Before I started researching cheerleading, I didn’t have any idea why cheerleading uniforms were so tiny. But I discovered that there is actually a reason for the stomach-baring crop tops. Bases toss their flyers in their air by the waist, and they need the friction of skin-on-skin contact to be able to do a proper throw. Otherwise, it’s just too slippery. Two of the teams in my book wore crop-tops, while one had a slightly more old-school uniform top. In order to do their stunts, bases reached underneath the cloth of their flyer’s top.
Side note: cheerleaders aren’t allowed to wear sunscreen for the exact same reason, even if they’re performing in blazing sun. Sunscreen gets slippery, making it harder to toss people in the air and catch them.
So what about the skirts? I shared with you a few weeks ago that, until World War II, cheerleaders were men. As women became the norm on squads, the uniforms switched from pants to long circle skirts. Lawrence Herkimer, the father of modern cheerleading, is credited with shortening the skirts and making them pleated to allow for flips and more acrobatic maneuvers. Over time, they’ve just gotten shorter.

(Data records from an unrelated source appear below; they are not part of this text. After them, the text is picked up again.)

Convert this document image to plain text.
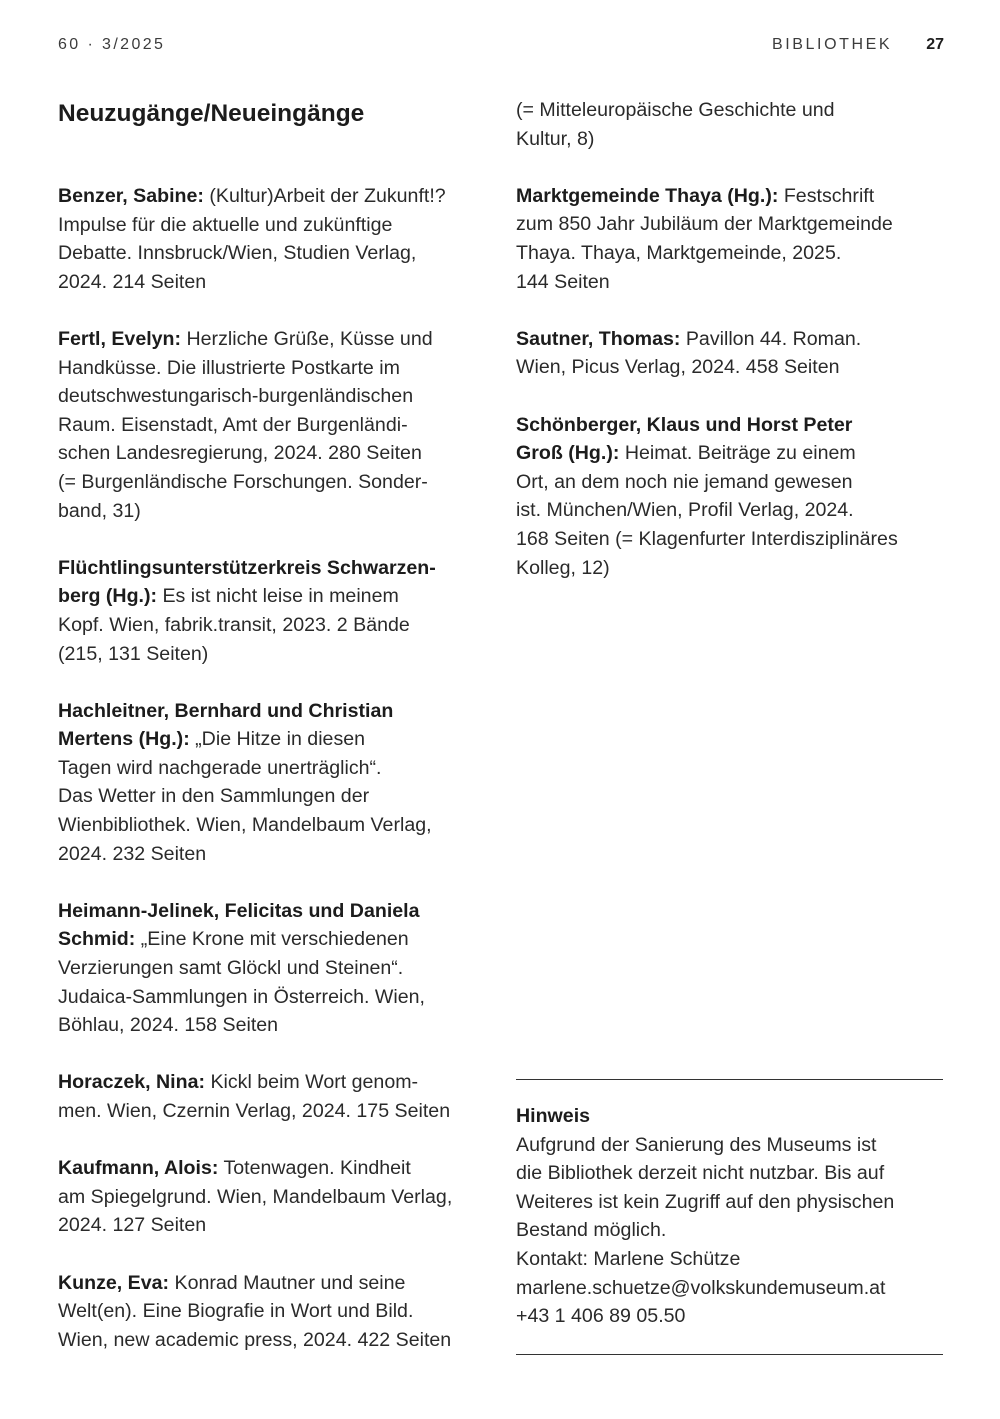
60 · 3/2025	BIBLIOTHEK 27
Neuzugänge/Neueingänge
Benzer, Sabine: (Kultur)Arbeit der Zukunft!?
Impulse für die aktuelle und zukünftige
Debatte. Innsbruck/Wien, Studien Verlag,
2024. 214 Seiten
Fertl, Evelyn: Herzliche Grüße, Küsse und
Handküsse. Die illustrierte Postkarte im
deutschwestungarisch-burgenländischen
Raum. Eisenstadt, Amt der Burgenländi-
schen Landesregierung, 2024. 280 Seiten
(= Burgenländische Forschungen. Sonder-
band, 31)
Flüchtlingsunterstützerkreis Schwarzen-
berg (Hg.): Es ist nicht leise in meinem
Kopf. Wien, fabrik.transit, 2023. 2 Bände
(215, 131 Seiten)
Hachleitner, Bernhard und Christian
Mertens (Hg.): „Die Hitze in diesen
Tagen wird nachgerade unerträglich“.
Das Wetter in den Sammlungen der
Wienbibliothek. Wien, Mandelbaum Verlag,
2024. 232 Seiten
Heimann-Jelinek, Felicitas und Daniela
Schmid: „Eine Krone mit verschiedenen
Verzierungen samt Glöckl und Steinen“.
Judaica-Sammlungen in Österreich. Wien,
Böhlau, 2024. 158 Seiten
Horaczek, Nina: Kickl beim Wort genom-
men. Wien, Czernin Verlag, 2024. 175 Seiten
Kaufmann, Alois: Totenwagen. Kindheit
am Spiegelgrund. Wien, Mandelbaum Verlag,
2024. 127 Seiten
Kunze, Eva: Konrad Mautner und seine
Welt(en). Eine Biografie in Wort und Bild.
Wien, new academic press, 2024. 422 Seiten
(= Mitteleuropäische Geschichte und
Kultur, 8)
Marktgemeinde Thaya (Hg.): Festschrift
zum 850 Jahr Jubiläum der Marktgemeinde
Thaya. Thaya, Marktgemeinde, 2025.
144 Seiten
Sautner, Thomas: Pavillon 44. Roman.
Wien, Picus Verlag, 2024. 458 Seiten
Schönberger, Klaus und Horst Peter
Groß (Hg.): Heimat. Beiträge zu einem
Ort, an dem noch nie jemand gewesen
ist. München/Wien, Profil Verlag, 2024.
168 Seiten (= Klagenfurter Interdisziplinäres
Kolleg, 12)
Hinweis
Aufgrund der Sanierung des Museums ist
die Bibliothek derzeit nicht nutzbar. Bis auf
Weiteres ist kein Zugriff auf den physischen
Bestand möglich.
Kontakt: Marlene Schütze
marlene.schuetze@volkskundemuseum.at
+43 1 406 89 05.50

If you watch cheer routines now, you’ll notice what I call the “skirt tug”—as cheerleaders do tumbling passes, their skirt ends up around their waist (bloomers are important!) and they have to yank it down. Obviously, many cheerleaders hate this. I wouldn’t be surprised if in the near future we saw cheerleading skirts go the way of the dinosaur, and saw teams performing in matching shorts. Hey, it could happen.